Hacker News new | ask | show | jobs
by yummyfajitas 3853 days ago
So treat it as an identity problem, throw away all of the users you find questionable,...

And if questionability is correlated with the thing you are trying to measure, you've just added bias. For example, consider trying to measure engagement or something correlated with it. Are users who connect to your site from 3 different devices more or less engaged than normal? Great - you just threw out your most engaged users.

Similarly, you can't just use a session cookie to test per-session behavior. This introduces correlations between sessions, which violates the IID assumption in all the standard statistical tests.

https://www.chrisstucchio.com/blog/2015/no_free_samples.html

You can fix this if you want by using the weakly mixing central limit theorem or just explicitly putting the mixing into a Bayesian analysis. But that's probably a lot trickier than just using a long term cookie.

1 comments

You have to know the limitations of the approach you are using.

Also about session cookies, there is no correlation created if the A/B test behavior is tied to the session. The downside is that different users get different behaviors on different days. This may be a bad user experience. The upside is that it is quick and simple for things like landing pages.

In the end there is no solution that avoids actually understanding what your data really says.

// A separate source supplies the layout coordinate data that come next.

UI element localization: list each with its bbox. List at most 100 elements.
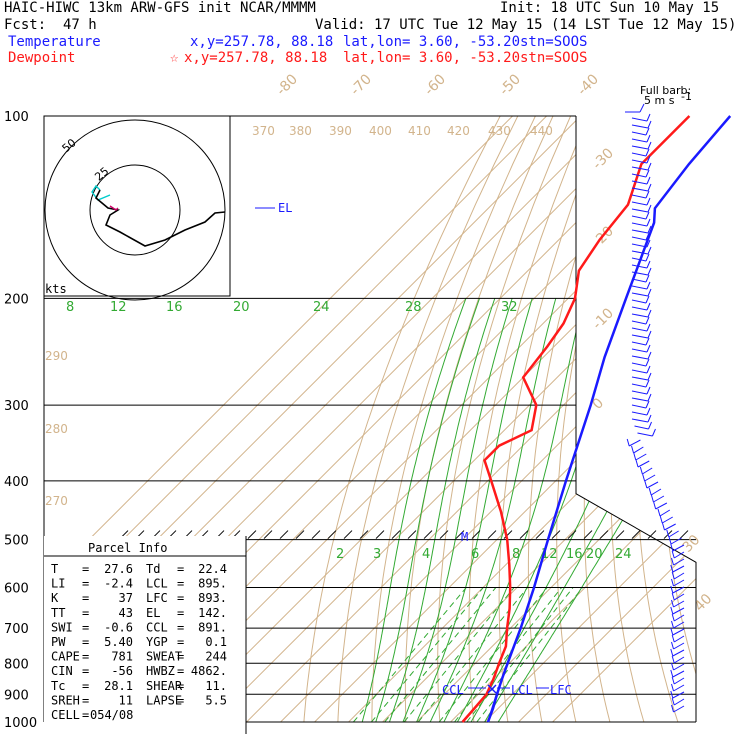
parcel-info-cell: CAPE — [51, 650, 80, 664]
level-hash-mark — [519, 530, 529, 539]
wind-barb-icon — [631, 250, 649, 255]
level-hash-mark — [615, 530, 625, 539]
parcel-info-cell: 893. — [198, 591, 227, 605]
parcel-info-cell: -56 — [111, 664, 133, 678]
wind-barb-icon — [631, 278, 647, 283]
parcel-info-cell: = — [177, 650, 184, 664]
profiles — [255, 115, 732, 723]
wind-barb-icon — [646, 260, 651, 269]
parcel-info-cell: 43 — [119, 606, 133, 620]
parcel-info-cell: Tc — [51, 679, 65, 693]
wind-barb-icon — [631, 390, 648, 395]
wind-barb-icon — [646, 344, 651, 353]
wind-barb-icon — [673, 593, 685, 601]
wind-barb-icon — [631, 236, 647, 241]
parcel-info-cell: LCL — [146, 577, 168, 591]
wind-barb-icon — [673, 558, 685, 566]
wind-barb-icon — [642, 467, 653, 475]
wind-barb-icon — [671, 641, 674, 650]
wind-barb-icon — [645, 211, 650, 220]
isotherm-line — [518, 116, 696, 722]
wind-barb-icon — [631, 264, 648, 269]
theta-label: 410 — [408, 124, 431, 138]
wind-barb-icon — [671, 662, 674, 671]
isotherm-line — [44, 116, 513, 722]
parcel-info-title: Parcel Info — [88, 541, 167, 555]
level-hash-mark — [247, 530, 257, 539]
wind-barb-icon — [646, 134, 651, 143]
wind-barb-icon — [631, 292, 649, 297]
parcel-info-cell: 4862. — [191, 664, 227, 678]
parcel-info-cell: TT — [51, 606, 65, 620]
parcel-info-cell: SWI — [51, 620, 73, 634]
pressure-tick-label: 600 — [4, 582, 29, 597]
parcel-info-cell: HWBZ — [146, 664, 175, 678]
wind-barb-icon — [631, 166, 649, 171]
theta-label: 440 — [530, 124, 553, 138]
parcel-path — [487, 691, 499, 723]
wind-barb-icon — [670, 585, 674, 594]
wind-barb-icon — [645, 274, 650, 283]
wind-barb-icon — [673, 642, 685, 650]
theta-label: 280 — [45, 422, 68, 436]
mixing-ratio-label: 20 — [586, 547, 603, 562]
wind-barb-icon — [671, 599, 674, 608]
wind-barb-icon — [672, 565, 685, 573]
mixing-ratio-label: 16 — [566, 547, 583, 562]
wind-barb-icon — [647, 393, 652, 402]
wind-barb-icon — [673, 635, 685, 643]
wind-barb-icon — [646, 365, 651, 374]
mixing-ratio-label: 20 — [233, 300, 250, 315]
parcel-info-cell: 28.1 — [104, 679, 133, 693]
wind-barb-icon — [647, 141, 652, 150]
parcel-info-cell: = — [82, 591, 89, 605]
wind-barb-icon — [672, 649, 685, 657]
isotherm-label: -50 — [497, 71, 524, 98]
wind-barb-icon — [670, 690, 674, 699]
el-level-label: EL — [278, 201, 292, 215]
wind-barb-icon — [637, 432, 653, 437]
wind-barb-icon — [664, 523, 676, 531]
level-hash-mark — [679, 530, 689, 539]
wind-barb-icon — [631, 180, 648, 185]
wind-barb-icon — [631, 138, 648, 143]
mixing-ratio-label: 32 — [501, 300, 518, 315]
temperature-legend-label: Temperature — [8, 34, 101, 50]
wind-barb-icon — [631, 201, 648, 206]
parcel-info-cell: -0.6 — [104, 620, 133, 634]
wind-barb-icon — [661, 516, 673, 524]
parcel-info-cell: T — [51, 562, 58, 576]
parcel-info-cell: CIN — [51, 664, 73, 678]
isotherm-label: -70 — [348, 71, 375, 98]
wind-barb-icon — [646, 323, 651, 332]
wind-barb-icon — [626, 438, 630, 447]
level-hash-mark — [263, 530, 273, 539]
parcel-info-cell: = — [82, 635, 89, 649]
dry-adiabat-line — [337, 116, 519, 722]
wind-barb-icon — [653, 495, 665, 503]
wind-barb-icon — [631, 159, 648, 164]
wind-barb-icon — [673, 572, 685, 580]
parcel-info-cell: = — [82, 606, 89, 620]
wind-barb-icon — [671, 592, 675, 601]
wind-barb-icon — [647, 183, 652, 192]
parcel-info-cell: = — [82, 562, 89, 576]
wind-barb-icon — [644, 474, 656, 482]
pressure-tick-label: 1000 — [4, 716, 37, 731]
wind-barb-icon — [673, 600, 685, 608]
moist-adiabat-line — [375, 298, 480, 722]
dry-adiabat-line — [661, 116, 696, 722]
theta-label: 290 — [45, 349, 68, 363]
parcel-info-cell: 11 — [119, 693, 133, 707]
wind-barb-icon — [647, 288, 652, 297]
mixing-ratio-label: 2 — [336, 547, 344, 562]
parcel-info-background — [44, 536, 246, 734]
wind-barb-icon — [631, 355, 649, 360]
wind-barb-icon — [672, 607, 685, 615]
wind-barb-icon — [670, 627, 674, 636]
wind-barb-icon — [659, 515, 663, 524]
wind-barb-icon — [672, 544, 685, 552]
wind-barb-icon — [647, 351, 652, 360]
wind-barb-icon — [631, 299, 647, 304]
parcel-info-cell: CCL — [146, 620, 168, 634]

There is absolutely correlation between sessions. If visitor 1 (corresponding to sessions 1,2,3) has a high conversion probability, while visitor 2 (corresponding to sessions 4,5,6) has a low conversion probability, then you've introduced correlation between sessions 1,2,3 and sessions 4,5,6. This breaks the CLT and all the usual independence assumptions.

If most of your visitors only have one session this may not matter...but then again with only session cookies you don't even have a way to know this.